Getting Real About Food. Starting With Sugar.


It’s very fashionable these days to be having some kind of battle with sugar.  We’re all meant to be waging war on every last monosaccharide and polysaccharide in our diets.  Cutting it out completely from our lives in the name of pseudoscience.  My world view on sugar is simple these days.  Life is too short and too precious to be living in a state of perpeptual deprivation.  Everything in moderation and with as few chemicals and additives as possible.

So.  It’s been out with the Equal.

Even the Naturally Sweet version with Stevia – which tastes bitterly unnatural.

And in with a teaspoon or so of raw sugar in my morning coffee.  I’ve also stopped drinking Coke Zero on a regular basis.  I know, who would have thought?  And I don’t actually miss it.  In fact, I seem to eat less sweet things these days.

But when I do, I make it count.  Some dark chocolate with a cup of green tea after lunch at work helps keep me sane.  I also feel less ‘deprived’ knowing that I have this to look forward to every day.

In this brave new world of mine, there’s also no more diet yoghurt craziness.  Those bland and drippy textured pots of nothingness are now well in my past.

In their place, reduced fat yoghurt that tastes like a dairy product because it is a dairy product and not a collection of low calorie vegetable gums and binders in a tub labelled yoghurt.  And do you know what?  That simple pleasure of eating yoghurt that tastes like yoghurt each morning before work puts me in good enough spirits to get out the front door and join the rest of Sydney in the peak hour commute.  I won’t lie and say I do so with a skip in my step and a smile on my dial but I get out there with vigour and purpose.

Other surprise benefits from my new relationship with sugar include a renewed dedication to home cooked dinners on most weeknights.  It isn’t always easy and it’s tough to find the energy some weeks days but in the last few weeks I’ve managed to restock our freezer with individual portions of foods that freeze well and that were also pretty easy to cook from scratch.

Korma curry paste, chopped coriander stems and low fat coconut milk formed the basis of a pumpkin and lentil curry I made last night.  It was a quick and easy Woolworths recipe but the result was inversely proportional to the effort put into the cooking.  The recipe made a gazillion portions (each one full of veggies and chickpeas) and all I have to do when I want to eat it again is to remember to buy more salted cashew nuts for the garnish because Mr SSG has already scoffed down the rest of the packet I bought yesterday.

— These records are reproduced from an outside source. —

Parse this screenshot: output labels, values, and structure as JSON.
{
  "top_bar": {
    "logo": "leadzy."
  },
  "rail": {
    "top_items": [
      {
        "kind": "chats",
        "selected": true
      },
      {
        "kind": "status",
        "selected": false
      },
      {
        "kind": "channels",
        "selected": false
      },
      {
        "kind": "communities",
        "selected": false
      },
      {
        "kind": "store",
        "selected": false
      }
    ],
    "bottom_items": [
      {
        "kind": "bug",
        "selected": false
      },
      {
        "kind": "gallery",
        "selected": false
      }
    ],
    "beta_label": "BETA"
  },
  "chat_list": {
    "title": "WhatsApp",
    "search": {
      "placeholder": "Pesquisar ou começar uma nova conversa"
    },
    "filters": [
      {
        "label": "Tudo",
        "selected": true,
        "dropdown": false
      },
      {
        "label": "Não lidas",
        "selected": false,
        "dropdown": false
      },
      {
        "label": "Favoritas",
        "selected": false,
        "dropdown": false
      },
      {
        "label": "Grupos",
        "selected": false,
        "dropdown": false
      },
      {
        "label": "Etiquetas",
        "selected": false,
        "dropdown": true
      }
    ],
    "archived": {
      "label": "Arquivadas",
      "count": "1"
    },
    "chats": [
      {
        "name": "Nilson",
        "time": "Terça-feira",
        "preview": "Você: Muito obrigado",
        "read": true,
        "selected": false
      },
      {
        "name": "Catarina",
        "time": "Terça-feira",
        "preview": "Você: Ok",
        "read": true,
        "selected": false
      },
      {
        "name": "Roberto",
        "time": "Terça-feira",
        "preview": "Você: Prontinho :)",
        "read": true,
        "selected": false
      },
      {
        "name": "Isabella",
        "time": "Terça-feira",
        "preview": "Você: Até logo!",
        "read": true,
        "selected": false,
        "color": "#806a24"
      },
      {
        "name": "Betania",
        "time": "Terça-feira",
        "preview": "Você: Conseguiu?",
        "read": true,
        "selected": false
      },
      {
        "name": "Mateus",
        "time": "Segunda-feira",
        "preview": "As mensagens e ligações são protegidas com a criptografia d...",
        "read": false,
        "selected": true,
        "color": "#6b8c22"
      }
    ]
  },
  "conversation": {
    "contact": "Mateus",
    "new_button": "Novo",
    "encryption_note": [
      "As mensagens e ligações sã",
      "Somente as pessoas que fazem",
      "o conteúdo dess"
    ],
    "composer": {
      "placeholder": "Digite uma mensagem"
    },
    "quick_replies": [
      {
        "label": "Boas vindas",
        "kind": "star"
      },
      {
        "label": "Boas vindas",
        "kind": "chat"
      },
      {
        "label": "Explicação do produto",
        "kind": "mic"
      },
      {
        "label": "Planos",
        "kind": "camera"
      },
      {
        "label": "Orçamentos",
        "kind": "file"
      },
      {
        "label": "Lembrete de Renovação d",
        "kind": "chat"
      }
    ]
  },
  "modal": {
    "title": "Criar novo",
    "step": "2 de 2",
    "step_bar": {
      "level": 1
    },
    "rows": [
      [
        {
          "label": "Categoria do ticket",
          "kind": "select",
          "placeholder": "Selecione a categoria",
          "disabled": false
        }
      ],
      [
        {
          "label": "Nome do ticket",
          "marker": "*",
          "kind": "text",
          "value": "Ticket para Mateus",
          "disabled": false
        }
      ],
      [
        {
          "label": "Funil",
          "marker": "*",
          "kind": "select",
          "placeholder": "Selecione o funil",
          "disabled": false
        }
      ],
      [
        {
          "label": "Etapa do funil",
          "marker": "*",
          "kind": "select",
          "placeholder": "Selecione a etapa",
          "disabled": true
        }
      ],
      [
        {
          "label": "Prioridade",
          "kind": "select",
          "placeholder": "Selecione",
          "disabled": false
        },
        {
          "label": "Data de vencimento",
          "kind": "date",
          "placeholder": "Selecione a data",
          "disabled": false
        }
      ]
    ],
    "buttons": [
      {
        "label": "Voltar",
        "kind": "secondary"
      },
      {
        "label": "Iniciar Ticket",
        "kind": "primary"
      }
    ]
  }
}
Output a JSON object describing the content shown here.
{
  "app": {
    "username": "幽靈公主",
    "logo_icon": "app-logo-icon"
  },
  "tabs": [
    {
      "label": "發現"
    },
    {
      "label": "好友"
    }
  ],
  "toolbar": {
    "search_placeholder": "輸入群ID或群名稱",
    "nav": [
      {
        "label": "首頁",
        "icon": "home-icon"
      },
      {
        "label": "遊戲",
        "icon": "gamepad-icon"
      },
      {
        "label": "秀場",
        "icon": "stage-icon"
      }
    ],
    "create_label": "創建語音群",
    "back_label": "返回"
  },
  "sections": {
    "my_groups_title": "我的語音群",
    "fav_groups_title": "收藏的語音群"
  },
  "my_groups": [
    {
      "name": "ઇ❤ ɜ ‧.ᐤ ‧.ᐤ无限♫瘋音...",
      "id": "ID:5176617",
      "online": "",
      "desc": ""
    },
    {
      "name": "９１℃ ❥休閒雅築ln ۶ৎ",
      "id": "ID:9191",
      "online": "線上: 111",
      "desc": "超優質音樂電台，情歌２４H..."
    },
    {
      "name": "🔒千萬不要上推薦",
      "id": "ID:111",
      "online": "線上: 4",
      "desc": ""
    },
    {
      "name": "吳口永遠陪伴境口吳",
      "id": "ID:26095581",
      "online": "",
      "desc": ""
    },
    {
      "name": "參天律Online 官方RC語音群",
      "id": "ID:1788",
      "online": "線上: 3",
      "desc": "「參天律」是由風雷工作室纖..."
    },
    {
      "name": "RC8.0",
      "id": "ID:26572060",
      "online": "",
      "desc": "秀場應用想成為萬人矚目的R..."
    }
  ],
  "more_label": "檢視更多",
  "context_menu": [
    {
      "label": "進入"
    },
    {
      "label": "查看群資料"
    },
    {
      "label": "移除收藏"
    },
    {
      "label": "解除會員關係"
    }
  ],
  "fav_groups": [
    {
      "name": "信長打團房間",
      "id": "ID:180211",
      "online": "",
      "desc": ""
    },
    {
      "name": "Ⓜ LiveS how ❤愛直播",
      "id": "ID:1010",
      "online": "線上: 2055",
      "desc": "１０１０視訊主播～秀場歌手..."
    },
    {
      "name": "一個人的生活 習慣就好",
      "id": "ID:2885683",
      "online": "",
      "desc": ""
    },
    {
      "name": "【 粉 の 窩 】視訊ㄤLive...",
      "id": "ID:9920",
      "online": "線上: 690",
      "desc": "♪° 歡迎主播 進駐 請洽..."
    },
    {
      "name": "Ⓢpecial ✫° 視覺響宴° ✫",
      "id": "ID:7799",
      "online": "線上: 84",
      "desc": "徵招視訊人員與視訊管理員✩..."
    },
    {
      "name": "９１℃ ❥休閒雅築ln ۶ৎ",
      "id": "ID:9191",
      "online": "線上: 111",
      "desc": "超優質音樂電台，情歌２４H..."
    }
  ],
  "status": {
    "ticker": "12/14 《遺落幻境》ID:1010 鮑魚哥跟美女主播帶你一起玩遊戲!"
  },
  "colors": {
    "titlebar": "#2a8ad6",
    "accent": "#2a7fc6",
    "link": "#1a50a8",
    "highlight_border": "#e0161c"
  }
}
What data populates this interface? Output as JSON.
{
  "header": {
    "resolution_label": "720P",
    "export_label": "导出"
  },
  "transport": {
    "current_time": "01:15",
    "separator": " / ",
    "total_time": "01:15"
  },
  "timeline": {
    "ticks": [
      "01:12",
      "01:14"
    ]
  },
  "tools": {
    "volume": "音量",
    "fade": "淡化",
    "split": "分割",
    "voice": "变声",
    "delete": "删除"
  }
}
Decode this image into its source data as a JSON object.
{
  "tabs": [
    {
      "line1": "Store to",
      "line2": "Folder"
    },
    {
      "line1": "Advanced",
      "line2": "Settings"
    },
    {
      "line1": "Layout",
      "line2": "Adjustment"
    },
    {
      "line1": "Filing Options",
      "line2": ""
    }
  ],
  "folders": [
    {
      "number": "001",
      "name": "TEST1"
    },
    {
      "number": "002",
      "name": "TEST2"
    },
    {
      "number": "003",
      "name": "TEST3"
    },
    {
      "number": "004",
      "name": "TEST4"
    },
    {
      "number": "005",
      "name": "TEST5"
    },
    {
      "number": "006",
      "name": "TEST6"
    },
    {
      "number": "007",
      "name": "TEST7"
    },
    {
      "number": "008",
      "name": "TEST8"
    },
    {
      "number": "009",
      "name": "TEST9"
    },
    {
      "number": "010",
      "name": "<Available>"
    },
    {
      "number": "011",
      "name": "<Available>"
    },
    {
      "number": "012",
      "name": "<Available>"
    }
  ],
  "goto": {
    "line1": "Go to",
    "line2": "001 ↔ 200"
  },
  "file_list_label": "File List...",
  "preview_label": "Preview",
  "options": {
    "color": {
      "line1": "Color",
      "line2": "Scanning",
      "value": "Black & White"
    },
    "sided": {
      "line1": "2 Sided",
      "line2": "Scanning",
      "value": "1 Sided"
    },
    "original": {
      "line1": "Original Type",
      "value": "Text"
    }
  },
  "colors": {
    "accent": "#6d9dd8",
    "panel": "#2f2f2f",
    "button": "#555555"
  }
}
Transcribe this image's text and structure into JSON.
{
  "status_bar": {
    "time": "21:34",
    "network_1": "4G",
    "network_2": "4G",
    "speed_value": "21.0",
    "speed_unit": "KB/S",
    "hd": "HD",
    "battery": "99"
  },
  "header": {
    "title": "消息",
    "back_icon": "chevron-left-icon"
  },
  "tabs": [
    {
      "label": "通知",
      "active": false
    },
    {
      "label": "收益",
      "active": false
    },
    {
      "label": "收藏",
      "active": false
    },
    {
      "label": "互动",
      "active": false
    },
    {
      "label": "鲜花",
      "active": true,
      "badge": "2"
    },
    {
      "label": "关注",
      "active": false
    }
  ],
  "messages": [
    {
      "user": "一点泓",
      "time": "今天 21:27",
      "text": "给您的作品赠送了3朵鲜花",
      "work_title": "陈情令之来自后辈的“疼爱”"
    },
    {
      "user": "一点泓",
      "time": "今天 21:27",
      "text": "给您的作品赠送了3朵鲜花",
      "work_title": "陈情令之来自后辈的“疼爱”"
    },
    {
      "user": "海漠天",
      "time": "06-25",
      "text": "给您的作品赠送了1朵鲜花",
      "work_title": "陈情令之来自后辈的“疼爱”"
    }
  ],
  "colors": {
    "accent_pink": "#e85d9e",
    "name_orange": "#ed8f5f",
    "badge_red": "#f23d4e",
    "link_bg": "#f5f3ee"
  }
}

And as the weather gets cooler, let’s not forget the health benefits of a few portions of cottage pie in the freezer.  I used a recipe from the Australian Women’s Weekly because the AWW never get a recipe involving mince wrong.  Ever.

This post was inspired by Merowyn at Blithely Unaware and Heidi at Apples Under My Bed who together have recently launched a Live Love Glow campaign on their fabulous blogs.  Their aims include eating for health and vitality and their approach is very real world and accessible.  Thank you girls, for the inspiration.  Keep up your good work with encouraging us all to bring real food back into our lives and kitchens.